День рождения (Кот) - страница 66

Ступая по скрипучей лестнице, он сошел в кухню. Пани Враштякова сидела за столом над горкой чечевицы и дремала. Она испуганно вздрогнула, когда открылась дверь, очки ее подпрыгнули и съехали на самый кончик носа — казалось, они вот-вот свалятся, но сухонькая, костлявая рука с желтыми костяшками пальцев успела-таки удержать их.

— Что, нельзя постучать? — спросила она сердито.

— Простите, — произнес он на этот раз без малейшей робости, хотя обычно присутствие квартирной хозяйки наполняло его необъяснимым трепетом, — я забыл.

— У меня слабое сердце, — сказала пани Враштякова. — Конечно, вы мечтали бы меня похоронить… Но дома моего вам не видать, и не надейтесь. В Кошицах у меня племянница — все перейдет по завещанию к ней.

Она всегда заводила речь о доме и о смерти, хоть дом ее Роберта Кушнера ни в малой степени не занимал. За все пятнадцать лет жизни здесь ему так и не удалось сломить лед отчуждения между собой и этой старой женщиной. Да Кушнер к этому не очень и стремился: с людьми он бывал робок и застенчив, случалось, за весь день едва обменивался со своей хозяйкой кратеньким приветствием, стереотипной фразой вежливости… А время шло… Пани Враштякова, став еще в сорок лет вдовой и, кроме упомянутой племянницы, не имея ни родных, ни знакомых (племянница ни разу ее не навестила и не прислала ни единого письма; возможно, это был лишь вымысел, щит, которым хозяйка отражала воображаемые удары), тянула одинаковые серенькие дни за стенами своего жалкого домишка, а Кушнер, столь же одинокий и нелюдимый, нисколько не менял своих привычек — и отношение его к пани Враштяковой с минуты, когда он переступил порог этого дома, осталось неизменным, раз и навсегда установившимся.

— Я только хотел сообщить вам одну вещь, пани Враштякова, — сказал он примирительно.

— Такой дешевой комнаты, как у меня, вы не найдете нигде в городе, — возразила хозяйка. — Живете тут, как в своем доме. Чего вам еще не хватает?

— Я выиграл, — произнес он с улыбкой. — Можете себе представить, выиграл! Вытянули мой номер. Даже самому не верится…

— Вот видите, — отозвалась хозяйка. — Один всю жизнь гнет спину, а другому подают готовенькое. Где, спрашивается, справедливость?

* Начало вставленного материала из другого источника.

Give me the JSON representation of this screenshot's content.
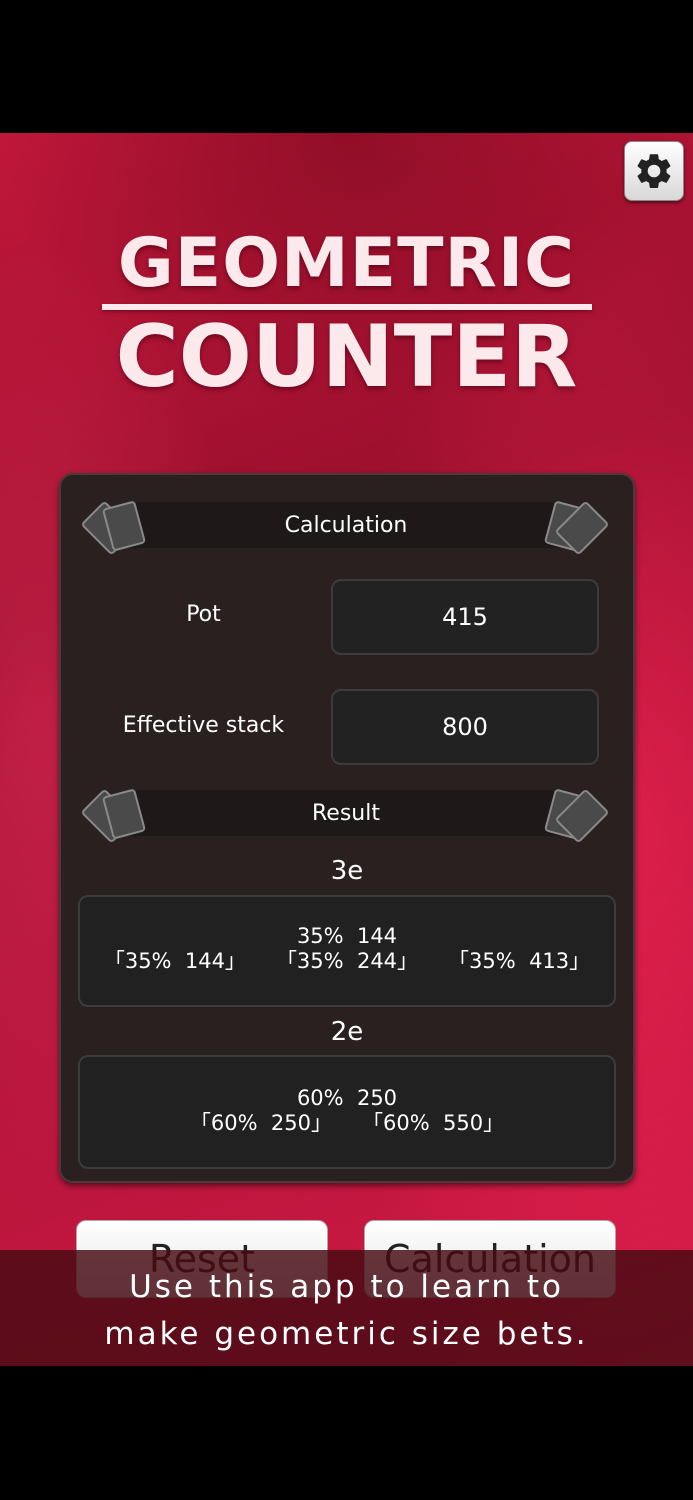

— Ну, я пойду, — проговорил он. — Только хотел сообщить вам… Не думайте, и я теперь помогу. Весь дом покрасим и побелим. Отремонтируем канализацию…

— Дом мой, — отрезала пани Враштякова. — Как-нибудь обойдусь без вашей помощи.

— Спокойной ночи, — сказал Кушнер.

Хозяйка не ответила. А, насадив на нос очки, взялась за переборку чечевицы. Настроение Роберта слегка упало. Но, оказавшись за порогом кухни, он рассудил, что от угрюмой и скупой старухи нельзя было и ждать иной реакции. Даже впервые позлорадствовал. Завидует. Завидует, а что ей еще остается? Счастье обошло ее, она завязла в яме одиночества, навечно сосланная в этот сумрачный домишко с облупившимися стенами, похожий на острог. Можно ли обижаться на старуху! Он поднялся к себе, переоделся в выходной костюм и вышел из дому. Подумал — и направился к автобусной остановке. Поедет к Пако. Альфред Пако был коллега Роберта, они сидели друг против друга у себя в учреждении и часто вели долгие дебаты о футболе. Пако был страстный болельщик, не пропускал ни одной игры; Роберт же, хоть и был на стадионе за всю жизнь каких-нибудь два раза, внимательно следил в газете за спортивной хроникой и всегда умел остаться при особом мнении. Альфред Пако недавно переехал в кооперативную квартиру, был по уши в долгах, но по нему никто этого не сказал бы: он тщательно следил за модой, по воскресеньям посещал кафе и не хотел, чтобы жена его устраивалась на работу. Раз в месяц Пако приглашал Кушнера к себе — на телевизор, и Роберт с наслажденьем предвкушал, как сядет в кресло, а на экране затанцуют полуобнаженные красотки и пани Пакова поставит вазочку с печеньицами из кокосовой муки.